Loonheffingen AOW-gerechtigden

2021 (AOW gerechtigden)
Schijf Jaarinkomen max Tarief
1 € 0 t/m € 35.129 19,20%
2 € 35.130 t/m € 68.507 37,10%
3 € 68.508 of meer 49,50%

Bij de berekening van de inkomstenbelasting van AOW-gerechtigden wordt van drie schijven gebruik gemaakt. De eerste schijf kent een aangepast tarief, omdat een AOW-gerechtigde geen AOW-premie betaalt.

* Voor mensen die geboren zijn voor 1 januari 1946 geldt een maximum van € 35.941 in plaats van € 35.129.

Heffingskortingen

Met het draaien aan de knoppen van de loonheffingskortingen wordt inkomensbeleid gemaakt. De belangrijkste heffingskortingen zijn:

  • De algemene heffingskorting die voor alle Nederlanders geldt;
  • De arbeidskorting die voor alle werkenden geldt;
  • De ouderenkorting die geldt voor Nederlanders boven de AOW-leeftijd.
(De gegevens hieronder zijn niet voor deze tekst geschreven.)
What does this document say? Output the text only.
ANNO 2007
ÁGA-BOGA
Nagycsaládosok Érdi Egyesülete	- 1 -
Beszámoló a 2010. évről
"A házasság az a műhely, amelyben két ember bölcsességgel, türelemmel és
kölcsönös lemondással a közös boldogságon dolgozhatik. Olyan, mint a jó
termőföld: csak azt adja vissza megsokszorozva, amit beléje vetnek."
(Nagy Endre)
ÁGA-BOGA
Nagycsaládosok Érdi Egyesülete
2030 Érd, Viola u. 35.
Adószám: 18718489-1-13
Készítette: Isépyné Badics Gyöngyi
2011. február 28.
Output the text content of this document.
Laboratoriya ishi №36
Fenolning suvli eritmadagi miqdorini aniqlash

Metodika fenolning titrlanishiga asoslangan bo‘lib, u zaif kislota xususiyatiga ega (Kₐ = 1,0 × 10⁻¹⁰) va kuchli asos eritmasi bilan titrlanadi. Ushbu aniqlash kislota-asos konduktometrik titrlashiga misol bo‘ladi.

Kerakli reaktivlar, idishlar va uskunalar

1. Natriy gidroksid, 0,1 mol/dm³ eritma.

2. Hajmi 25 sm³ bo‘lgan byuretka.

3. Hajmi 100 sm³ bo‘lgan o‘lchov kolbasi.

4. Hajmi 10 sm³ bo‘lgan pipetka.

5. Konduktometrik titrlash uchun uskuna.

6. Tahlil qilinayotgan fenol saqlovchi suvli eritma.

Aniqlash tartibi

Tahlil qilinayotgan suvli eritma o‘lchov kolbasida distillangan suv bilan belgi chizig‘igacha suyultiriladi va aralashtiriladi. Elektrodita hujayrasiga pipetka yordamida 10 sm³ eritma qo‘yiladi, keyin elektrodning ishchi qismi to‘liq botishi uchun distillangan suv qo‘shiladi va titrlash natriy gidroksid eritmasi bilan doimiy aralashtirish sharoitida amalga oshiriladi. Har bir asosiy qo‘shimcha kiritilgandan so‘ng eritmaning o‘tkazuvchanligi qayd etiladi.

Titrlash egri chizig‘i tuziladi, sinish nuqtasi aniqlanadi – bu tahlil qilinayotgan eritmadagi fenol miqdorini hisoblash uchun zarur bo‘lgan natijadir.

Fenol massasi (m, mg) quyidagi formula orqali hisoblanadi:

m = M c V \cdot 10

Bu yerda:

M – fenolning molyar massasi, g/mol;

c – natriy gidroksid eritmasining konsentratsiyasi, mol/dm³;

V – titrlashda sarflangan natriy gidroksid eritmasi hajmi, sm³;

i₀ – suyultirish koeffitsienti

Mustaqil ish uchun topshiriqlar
Het kabinet wil de koopkrachtontwikkeling gelijkmatiger verdelen. Zo wordt de ouderenkorting verhoogd om ervoor te zorgen dat meer ouderen er komend jaar op vooruit gaan. Ook wordt er geschoven tussen de algemene heffingskorting en de arbeidskorting om in het koopkrachtbeeld een betere balans te vinden tussen werkenden en (alleenstaande) uitkeringsgerechtigden.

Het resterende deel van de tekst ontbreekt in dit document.